Research Zeitgeist: Green Shoots vs Noxious Weeds

While “green shoots” do seem to be emerging, there are still plenty of noxious weeds around to choke off their growth.

Certainly, the weeds are getting more attention than the green shoots among visitors to Research Recap. This week’s top post was the news that Standard & Poor’s has increased its loss assumptions for 2005-2007 vintage subprime and Alt-A residential mortgage-backed securities transactions. S&P then pulled out its weed whacker to downgrade a raft of these instruments.

Visitors were also interested in the possibility a “jobless recovery” posited by Oxford Anaytica. and in a survey from McKinsey finding that US consumers are choosing not to spend.

The top post of the last month by a large margin was the news from Fitch Ratings of a sharp jump in delinquencies on US auto-loan backed securities.

On a more positive note, Oxford Analytica’s  forecast of a tripling of carbon trading by 2012, spurred by efforts to curb greenhouse gas emissions, also drew strong interest.

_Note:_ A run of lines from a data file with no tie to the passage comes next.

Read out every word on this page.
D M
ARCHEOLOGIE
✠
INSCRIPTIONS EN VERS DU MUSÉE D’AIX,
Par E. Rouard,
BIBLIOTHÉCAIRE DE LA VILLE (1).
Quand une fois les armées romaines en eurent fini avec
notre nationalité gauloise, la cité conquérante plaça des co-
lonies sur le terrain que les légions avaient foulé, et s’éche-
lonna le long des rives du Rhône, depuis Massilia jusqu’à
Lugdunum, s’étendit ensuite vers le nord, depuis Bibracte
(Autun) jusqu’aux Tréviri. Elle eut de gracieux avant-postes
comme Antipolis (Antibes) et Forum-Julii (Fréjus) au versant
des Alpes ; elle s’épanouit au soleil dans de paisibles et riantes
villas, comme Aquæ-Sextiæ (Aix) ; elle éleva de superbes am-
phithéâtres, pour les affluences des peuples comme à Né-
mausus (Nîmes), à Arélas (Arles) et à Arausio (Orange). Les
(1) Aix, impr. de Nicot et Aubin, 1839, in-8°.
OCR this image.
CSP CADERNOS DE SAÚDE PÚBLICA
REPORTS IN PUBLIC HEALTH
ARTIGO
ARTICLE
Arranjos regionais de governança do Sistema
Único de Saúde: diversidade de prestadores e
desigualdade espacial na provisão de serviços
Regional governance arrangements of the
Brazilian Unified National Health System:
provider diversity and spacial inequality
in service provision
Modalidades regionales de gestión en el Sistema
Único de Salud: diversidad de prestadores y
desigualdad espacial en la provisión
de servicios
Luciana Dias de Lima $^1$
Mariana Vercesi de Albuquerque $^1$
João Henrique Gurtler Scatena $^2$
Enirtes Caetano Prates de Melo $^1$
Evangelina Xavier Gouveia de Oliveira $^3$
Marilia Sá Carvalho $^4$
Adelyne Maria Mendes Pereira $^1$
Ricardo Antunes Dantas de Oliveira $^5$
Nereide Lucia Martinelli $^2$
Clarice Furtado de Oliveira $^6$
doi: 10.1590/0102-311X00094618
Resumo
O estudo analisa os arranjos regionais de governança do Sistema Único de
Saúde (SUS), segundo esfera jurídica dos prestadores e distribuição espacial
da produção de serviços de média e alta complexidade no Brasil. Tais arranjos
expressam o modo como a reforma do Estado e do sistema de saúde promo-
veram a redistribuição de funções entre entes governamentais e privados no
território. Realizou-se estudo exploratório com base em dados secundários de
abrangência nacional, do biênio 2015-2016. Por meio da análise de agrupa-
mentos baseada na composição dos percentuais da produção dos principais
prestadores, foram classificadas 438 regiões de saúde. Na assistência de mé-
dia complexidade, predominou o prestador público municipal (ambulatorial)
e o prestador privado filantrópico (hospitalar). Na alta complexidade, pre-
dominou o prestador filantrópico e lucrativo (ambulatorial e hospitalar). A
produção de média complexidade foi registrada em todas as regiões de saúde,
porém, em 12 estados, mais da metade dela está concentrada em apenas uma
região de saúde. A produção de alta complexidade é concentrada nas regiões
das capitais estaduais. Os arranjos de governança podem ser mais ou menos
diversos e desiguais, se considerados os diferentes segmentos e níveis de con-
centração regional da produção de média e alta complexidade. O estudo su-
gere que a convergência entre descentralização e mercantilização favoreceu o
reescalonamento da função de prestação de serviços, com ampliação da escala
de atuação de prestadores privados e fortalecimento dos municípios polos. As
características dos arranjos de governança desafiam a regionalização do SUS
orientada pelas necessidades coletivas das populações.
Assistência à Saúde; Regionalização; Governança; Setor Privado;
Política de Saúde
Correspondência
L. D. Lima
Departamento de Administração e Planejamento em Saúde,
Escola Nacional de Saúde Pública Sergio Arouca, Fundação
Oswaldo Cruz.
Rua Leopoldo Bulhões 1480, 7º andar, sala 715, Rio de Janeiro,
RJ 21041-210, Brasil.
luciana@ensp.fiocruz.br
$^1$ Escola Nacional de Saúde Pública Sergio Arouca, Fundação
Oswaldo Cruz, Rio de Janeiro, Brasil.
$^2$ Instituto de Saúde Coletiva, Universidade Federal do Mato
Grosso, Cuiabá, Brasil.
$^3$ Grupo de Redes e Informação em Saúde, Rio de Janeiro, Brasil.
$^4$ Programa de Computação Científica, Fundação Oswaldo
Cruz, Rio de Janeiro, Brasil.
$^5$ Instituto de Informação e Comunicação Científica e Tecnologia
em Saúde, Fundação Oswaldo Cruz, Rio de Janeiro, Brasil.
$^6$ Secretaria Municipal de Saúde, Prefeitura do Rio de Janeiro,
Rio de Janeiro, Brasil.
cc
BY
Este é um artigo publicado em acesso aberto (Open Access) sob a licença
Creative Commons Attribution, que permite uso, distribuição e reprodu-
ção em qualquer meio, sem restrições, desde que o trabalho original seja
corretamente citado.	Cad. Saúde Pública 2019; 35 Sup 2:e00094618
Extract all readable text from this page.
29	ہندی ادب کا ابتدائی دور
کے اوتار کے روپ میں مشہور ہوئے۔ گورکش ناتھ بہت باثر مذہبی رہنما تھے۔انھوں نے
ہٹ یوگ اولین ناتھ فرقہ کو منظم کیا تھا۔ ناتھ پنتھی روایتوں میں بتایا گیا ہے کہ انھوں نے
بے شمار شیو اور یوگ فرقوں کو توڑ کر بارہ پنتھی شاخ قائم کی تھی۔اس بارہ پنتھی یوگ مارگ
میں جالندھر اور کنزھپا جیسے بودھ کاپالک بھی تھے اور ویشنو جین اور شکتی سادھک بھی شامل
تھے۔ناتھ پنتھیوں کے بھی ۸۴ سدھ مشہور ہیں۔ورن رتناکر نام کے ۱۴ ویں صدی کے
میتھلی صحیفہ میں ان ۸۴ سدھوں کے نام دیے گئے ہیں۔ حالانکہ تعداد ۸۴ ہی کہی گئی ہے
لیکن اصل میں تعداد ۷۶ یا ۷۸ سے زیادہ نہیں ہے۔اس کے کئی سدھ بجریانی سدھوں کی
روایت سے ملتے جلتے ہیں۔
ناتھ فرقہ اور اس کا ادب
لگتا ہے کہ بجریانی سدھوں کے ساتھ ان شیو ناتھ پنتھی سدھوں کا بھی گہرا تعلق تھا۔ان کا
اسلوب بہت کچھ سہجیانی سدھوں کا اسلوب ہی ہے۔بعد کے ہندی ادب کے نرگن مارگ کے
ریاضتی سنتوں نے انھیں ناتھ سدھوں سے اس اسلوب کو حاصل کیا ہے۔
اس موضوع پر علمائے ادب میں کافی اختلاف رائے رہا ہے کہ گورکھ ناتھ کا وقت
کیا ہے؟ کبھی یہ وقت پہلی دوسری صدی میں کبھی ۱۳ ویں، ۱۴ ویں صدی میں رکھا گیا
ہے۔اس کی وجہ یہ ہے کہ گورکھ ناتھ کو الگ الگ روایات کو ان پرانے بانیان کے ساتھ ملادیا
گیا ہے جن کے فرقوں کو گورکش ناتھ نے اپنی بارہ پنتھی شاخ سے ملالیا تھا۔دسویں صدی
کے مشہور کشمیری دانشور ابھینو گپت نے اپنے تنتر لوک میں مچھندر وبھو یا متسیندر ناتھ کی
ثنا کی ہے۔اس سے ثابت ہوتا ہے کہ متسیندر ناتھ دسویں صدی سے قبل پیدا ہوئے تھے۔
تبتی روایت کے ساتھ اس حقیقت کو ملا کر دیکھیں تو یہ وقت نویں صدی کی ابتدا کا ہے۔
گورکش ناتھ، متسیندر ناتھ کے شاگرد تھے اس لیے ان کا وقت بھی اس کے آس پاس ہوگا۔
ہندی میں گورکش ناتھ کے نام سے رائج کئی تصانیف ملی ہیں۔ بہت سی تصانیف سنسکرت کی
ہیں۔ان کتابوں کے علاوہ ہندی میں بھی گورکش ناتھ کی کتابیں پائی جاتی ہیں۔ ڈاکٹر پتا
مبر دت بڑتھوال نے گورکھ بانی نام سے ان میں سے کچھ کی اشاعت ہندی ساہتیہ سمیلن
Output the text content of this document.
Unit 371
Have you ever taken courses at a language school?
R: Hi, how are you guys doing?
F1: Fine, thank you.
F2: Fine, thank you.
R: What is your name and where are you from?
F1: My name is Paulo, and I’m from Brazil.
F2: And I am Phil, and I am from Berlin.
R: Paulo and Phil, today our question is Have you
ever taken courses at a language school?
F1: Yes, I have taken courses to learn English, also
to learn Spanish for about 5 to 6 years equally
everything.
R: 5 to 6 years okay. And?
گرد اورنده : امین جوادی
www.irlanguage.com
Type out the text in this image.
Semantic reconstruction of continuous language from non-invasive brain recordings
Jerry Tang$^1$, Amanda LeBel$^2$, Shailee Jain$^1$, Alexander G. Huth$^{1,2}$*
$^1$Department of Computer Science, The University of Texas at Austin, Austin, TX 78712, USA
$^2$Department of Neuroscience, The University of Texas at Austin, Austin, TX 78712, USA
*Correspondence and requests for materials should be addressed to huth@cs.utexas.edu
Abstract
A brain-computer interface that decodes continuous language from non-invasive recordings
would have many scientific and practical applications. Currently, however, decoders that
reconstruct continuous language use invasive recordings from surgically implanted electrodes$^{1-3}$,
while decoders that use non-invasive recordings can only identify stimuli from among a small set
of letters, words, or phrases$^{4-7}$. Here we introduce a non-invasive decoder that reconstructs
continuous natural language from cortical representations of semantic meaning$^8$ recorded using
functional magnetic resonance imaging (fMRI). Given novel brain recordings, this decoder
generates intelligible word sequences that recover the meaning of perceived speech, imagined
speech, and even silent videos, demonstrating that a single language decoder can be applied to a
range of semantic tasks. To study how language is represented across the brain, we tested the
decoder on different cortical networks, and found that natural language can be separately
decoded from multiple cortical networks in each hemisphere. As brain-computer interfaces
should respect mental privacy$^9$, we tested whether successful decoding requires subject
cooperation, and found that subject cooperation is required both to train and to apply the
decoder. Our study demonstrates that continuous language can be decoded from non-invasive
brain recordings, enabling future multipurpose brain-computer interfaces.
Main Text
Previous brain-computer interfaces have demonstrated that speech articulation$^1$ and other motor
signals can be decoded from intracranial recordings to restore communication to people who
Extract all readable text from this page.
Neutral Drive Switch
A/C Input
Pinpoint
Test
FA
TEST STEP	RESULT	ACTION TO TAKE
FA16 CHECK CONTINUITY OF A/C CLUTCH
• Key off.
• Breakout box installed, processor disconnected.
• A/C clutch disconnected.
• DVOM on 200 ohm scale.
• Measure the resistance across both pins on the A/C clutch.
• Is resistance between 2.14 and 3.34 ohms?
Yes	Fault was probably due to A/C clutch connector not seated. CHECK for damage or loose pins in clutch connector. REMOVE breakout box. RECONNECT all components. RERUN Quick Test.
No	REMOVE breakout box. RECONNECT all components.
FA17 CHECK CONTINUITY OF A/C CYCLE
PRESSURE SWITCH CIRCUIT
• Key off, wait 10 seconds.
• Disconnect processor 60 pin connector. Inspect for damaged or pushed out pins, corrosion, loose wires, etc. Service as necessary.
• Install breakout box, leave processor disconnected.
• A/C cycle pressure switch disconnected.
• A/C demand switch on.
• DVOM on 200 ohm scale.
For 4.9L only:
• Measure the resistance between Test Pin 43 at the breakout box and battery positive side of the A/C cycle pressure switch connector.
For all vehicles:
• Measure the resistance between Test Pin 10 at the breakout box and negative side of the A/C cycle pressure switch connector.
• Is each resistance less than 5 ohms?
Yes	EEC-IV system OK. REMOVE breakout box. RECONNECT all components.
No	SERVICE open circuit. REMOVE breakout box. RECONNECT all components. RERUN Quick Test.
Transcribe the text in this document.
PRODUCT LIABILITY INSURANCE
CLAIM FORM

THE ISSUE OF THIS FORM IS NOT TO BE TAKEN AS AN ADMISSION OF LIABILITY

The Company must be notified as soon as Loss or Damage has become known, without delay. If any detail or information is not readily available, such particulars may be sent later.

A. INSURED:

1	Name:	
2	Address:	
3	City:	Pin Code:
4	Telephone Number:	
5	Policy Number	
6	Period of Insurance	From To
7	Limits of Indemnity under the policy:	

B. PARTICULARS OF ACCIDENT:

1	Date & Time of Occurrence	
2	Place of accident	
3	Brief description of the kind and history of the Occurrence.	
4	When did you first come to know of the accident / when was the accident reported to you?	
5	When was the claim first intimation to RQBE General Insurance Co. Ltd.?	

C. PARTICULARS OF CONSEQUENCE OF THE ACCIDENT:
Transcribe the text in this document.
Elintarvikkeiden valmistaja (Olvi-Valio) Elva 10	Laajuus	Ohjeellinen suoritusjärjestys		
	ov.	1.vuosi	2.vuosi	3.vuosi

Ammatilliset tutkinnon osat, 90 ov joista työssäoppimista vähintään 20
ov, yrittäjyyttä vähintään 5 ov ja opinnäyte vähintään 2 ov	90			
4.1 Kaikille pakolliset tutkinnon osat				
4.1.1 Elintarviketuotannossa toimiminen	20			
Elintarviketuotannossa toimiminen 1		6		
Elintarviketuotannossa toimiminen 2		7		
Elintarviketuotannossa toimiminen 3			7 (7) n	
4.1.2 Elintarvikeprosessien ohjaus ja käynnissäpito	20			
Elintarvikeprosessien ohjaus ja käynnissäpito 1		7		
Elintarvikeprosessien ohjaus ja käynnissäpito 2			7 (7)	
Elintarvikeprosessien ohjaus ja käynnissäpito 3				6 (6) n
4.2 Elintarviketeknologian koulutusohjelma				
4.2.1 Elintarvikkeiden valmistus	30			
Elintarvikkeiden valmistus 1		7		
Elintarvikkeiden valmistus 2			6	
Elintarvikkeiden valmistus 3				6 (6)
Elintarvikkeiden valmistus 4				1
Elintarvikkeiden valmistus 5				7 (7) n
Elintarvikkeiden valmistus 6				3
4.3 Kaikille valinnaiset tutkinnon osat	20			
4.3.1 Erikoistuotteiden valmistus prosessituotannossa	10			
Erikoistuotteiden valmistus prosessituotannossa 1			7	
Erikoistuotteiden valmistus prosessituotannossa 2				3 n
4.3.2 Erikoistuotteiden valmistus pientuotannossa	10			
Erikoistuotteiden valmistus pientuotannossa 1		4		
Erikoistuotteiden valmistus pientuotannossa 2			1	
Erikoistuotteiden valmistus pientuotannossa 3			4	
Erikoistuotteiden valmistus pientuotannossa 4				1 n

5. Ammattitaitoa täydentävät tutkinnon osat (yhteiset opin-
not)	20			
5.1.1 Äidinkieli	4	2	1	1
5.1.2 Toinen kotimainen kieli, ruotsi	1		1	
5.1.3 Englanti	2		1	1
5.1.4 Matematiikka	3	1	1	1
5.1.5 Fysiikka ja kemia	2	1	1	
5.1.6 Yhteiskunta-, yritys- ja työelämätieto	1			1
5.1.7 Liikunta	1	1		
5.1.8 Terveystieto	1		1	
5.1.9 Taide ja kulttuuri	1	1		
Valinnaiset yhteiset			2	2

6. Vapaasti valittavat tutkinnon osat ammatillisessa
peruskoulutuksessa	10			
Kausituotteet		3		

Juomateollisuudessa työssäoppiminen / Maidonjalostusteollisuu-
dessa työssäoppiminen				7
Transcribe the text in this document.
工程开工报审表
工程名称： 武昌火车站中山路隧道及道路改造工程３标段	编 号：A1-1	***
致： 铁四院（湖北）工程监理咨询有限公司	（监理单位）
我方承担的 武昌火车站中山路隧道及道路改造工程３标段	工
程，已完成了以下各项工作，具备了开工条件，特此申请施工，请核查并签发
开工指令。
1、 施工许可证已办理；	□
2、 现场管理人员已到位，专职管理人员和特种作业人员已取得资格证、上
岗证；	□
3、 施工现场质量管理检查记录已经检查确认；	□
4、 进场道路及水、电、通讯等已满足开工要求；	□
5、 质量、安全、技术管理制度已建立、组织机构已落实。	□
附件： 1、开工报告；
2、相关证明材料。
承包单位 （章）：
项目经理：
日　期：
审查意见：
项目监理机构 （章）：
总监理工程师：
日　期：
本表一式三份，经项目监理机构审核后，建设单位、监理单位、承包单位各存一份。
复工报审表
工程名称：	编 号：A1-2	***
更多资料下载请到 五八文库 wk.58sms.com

In a week when the possibility of AIG’s equity value being zero it’s worth revisiting this quote:

Research Recap Requote of the Week

It is hard for us, without being flippant, to even see a scenario within any kind of realm of reason that would see us losing $1 on any of those transactions. - Joe Cassano, former head of AIG’s Financial Products group commenting on AIG’s 2005 vintage subprime credit default swaps in August 2007  as quoted by Michael Lewis in Vanity Fair.